By John Albiston
Everyone wants a heroic team of volunteers that can take any hill, endure any hardship, and face any threat. What separates the victors from the vanquished? Heart.
The truth is that anyone who volunteers will have many motivations to do so. Some motives will be wholesome – some will be harmful. Previously we looked at 5 motives that undermine and poison the volunteer relationship. Today we will look at 3 powerful motives that turn mice into mountain lions.
- The Love of God
The most potent motivation known to man is the love of God. Martyrs have stood resolute in the face of the worst tyrants in history showing courage that surpassed any terror man has devised. Why? Because of the strength found in the love of God.

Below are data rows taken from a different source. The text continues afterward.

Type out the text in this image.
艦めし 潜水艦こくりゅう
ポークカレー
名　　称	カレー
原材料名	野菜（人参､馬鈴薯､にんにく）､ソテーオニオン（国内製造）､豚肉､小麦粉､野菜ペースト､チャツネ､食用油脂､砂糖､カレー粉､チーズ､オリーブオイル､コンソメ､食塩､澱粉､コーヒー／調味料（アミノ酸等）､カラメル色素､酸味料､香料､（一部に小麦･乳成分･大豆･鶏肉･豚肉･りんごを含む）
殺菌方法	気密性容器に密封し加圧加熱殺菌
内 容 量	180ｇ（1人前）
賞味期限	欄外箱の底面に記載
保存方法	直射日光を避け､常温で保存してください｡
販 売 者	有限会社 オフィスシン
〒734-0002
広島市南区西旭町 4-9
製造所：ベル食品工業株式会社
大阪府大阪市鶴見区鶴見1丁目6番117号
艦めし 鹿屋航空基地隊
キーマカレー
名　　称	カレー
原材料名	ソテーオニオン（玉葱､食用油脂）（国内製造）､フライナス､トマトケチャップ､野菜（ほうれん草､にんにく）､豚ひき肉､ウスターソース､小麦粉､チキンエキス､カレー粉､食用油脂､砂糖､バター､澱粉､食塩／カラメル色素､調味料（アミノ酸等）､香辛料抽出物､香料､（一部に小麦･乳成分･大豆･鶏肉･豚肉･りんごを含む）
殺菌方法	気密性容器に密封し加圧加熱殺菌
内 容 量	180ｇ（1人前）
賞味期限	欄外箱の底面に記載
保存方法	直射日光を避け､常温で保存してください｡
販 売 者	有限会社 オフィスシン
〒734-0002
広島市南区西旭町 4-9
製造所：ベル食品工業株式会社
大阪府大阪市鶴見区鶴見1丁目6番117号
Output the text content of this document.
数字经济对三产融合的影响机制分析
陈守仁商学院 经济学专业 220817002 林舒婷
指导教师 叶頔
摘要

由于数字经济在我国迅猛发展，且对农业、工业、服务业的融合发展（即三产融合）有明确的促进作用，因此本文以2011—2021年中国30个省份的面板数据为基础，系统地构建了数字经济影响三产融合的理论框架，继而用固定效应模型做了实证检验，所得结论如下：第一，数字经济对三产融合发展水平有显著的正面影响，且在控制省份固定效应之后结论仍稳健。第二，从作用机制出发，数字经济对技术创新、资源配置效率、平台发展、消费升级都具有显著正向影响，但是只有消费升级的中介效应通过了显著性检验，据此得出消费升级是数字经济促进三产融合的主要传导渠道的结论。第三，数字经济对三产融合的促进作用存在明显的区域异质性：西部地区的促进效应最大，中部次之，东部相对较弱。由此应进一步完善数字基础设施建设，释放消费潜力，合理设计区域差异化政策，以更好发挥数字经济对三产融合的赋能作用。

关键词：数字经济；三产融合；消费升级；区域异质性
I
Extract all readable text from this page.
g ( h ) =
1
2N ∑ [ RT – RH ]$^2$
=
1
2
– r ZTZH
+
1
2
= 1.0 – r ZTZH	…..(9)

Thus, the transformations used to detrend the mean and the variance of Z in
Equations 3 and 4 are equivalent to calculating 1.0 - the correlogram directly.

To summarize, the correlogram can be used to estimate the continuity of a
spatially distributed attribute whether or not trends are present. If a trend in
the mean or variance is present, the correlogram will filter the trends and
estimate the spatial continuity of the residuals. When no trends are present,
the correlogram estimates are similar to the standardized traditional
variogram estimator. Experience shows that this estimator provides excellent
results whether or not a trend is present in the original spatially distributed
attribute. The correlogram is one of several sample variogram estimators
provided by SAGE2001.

When we truly realize all who God is, all that he has done, and all that he will do, we come to understand that to serve him is the greatest achievement we can ever accomplish. When our hearts are filled with gratitude, we not only become tireless servants, but joyful ones as well.
- The Love of Others
As we grow closer to God we begin to see things through his eyes. Nothing is a better example of this than the love of people. When we come to understand how precious the stranger at the door is to God. How much he desperately loves him. And remember just how much he has sacrificed for him. We can’t help but to feel the same way.
Compared to the greeter at the door who serves out of guilt or obligation, the greeter who truly views everyone as being precious to our Savior will warmly greet everyone who comes his way with both greater endurance and effect.
- The Love of Calling
We were created on purpose – for a purpose. We are called to live lives of consequence. And we are charged to make a lasting difference in this world. When we truly embrace our calling we become unstoppable. As legendary Olympian Eric Liddell said, “God made me fast. And when I run, I feel His pleasure.”
When volunteering goes from being a job to being a mission, our volunteers excel. Lesser motivations will eventually lead to burn out, but these three create an unmatched perseverance in those we serve.
Knowing is nice, but passing this on to your team is nicer. Most of your volunteers have never consciously examined their motives for volunteering and expecting them to magically “just know” which motives to cultivate isn’t very reasonable.
It’s absolutely crucial that we meet with our volunteers regularly to encourage and inspire them. It doesn’t require a lecture either. I give my team a 100 second challenge just before “game time” every week to keep things focused and fresh. The difference between inspired volunteers and expired volunteers is just a minute of your time.